QIServer Private AI Node

Purpose

QIServer is the current machine-local QiOS compute node for private AI access, local model execution, and future ingestion/runtime work. It exists to offload AI and document-processing workload from the primary workstation and to serve as the first live QiOS local runtime host.

Why This Node Exists

This node is the practical execution host for the local-runtime side of QiOS:

private AI chat access
local model hosting
future ingestion and extraction
future chunking and embeddings
future local control-plane endpoints
future graph projection support

It is not the canonical source of truth for records. Canonical truth remains in the cloud-side data model. Derived layers remain downstream.

Current Role

Active now

Tailscale-connected private server
Ollama running on host
Open WebUI running in Docker
Neo4j running in Docker
Tailscale Serve publishing Open WebUI privately to the tailnet

Planned next

local Python API
inbox watcher
extraction pipeline
deterministic chunking
embedding worker
Conditional/Future: Supabase/pgvector upsert
Neo4j projection
queue/retry/status endpoints

Runtime Position in QiOS

QIServer implements the local runtime side of QiOS, not the canonical cloud data layer.
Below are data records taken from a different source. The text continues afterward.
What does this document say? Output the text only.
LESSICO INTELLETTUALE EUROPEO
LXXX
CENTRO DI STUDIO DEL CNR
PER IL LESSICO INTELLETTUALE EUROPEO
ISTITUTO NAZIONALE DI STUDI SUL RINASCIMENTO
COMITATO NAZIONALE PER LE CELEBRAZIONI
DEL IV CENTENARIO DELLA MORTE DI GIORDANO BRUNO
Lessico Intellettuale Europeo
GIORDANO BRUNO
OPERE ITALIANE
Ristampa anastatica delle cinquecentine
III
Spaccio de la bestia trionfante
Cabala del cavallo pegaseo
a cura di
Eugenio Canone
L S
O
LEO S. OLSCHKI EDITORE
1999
Local runtime responsibilities

file watcher
ingest pipeline
OCR
extraction
chunking
embeddings
local API
machine-local state

Cloud-side responsibilities

canonical metadata
retrieval index in pgvector
app-facing APIs
review surfaces
Conditional/Future: tenant-aware data serving

Boundary rule

Local runtime writes registrations, metadata, and embeddings outward. Cloud runtime serves application surfaces. Graph, vector, and AI layers do not become canonical truth.

Current Access

Private access surface

Open WebUI: https://qiserver-1.cerberus-sirius.ts.net

Machine identity

OS hostname: qiserver
Tailscale machine: qiserver-1
Tailscale IPv4: 100.121.111.106

Current Local Services

Host service

Ollama API: http://127.0.0.1:11434

Docker services

Open WebUI: http://127.0.0.1:3000
Neo4j Browser: http://127.0.0.1:7474
Neo4j Bolt: bolt://127.0.0.1:7687

Current Service Topology

Host

Ubuntu server
Tailscale
Ollama

Containers

Open WebUI
Neo4j

Network pattern

services bind locally
Tailscale Serve proxies Open WebUI privately to the tailnet
raw backend services are not publicly exposed

Current Paths

Server paths

QiOS root: /srv/qios
compose: /srv/qios/compose
server runbook: /srv/qios/docs/000_RUN_ME_FIRST.md

Data paths

data root: /srv/qidata
inbox: /srv/qidata/inbox
processing: /srv/qidata/processing
reviewed: /srv/qidata/reviewed
failed: /srv/qidata/failed
manifests: /srv/qidata/manifests
extracted text: /srv/qidata/extracted_text
embeddings cache: /srv/qidata/embeddings_cache
logs: /srv/qidata/logs
model cache: /srv/qidata/model_cache
exports: /srv/qidata/exports

Current Models

Chat model

llama3.2:latest

Embedding model

embeddinggemma:latest

Model Rule

llama3.2 is the chat/default interaction model.

embeddinggemma is not a general chat default. It is reserved for embedding, retrieval, and vectorization work.

Architectural Constraints

This node is compute infrastructure, not canonical record authority.
Graph and vector outputs are derived.
No ingestion flow should bypass canonical registration.
No downstream layer should redefine identity.
Runtime memory for operation lives both here and in the machine-local runbook.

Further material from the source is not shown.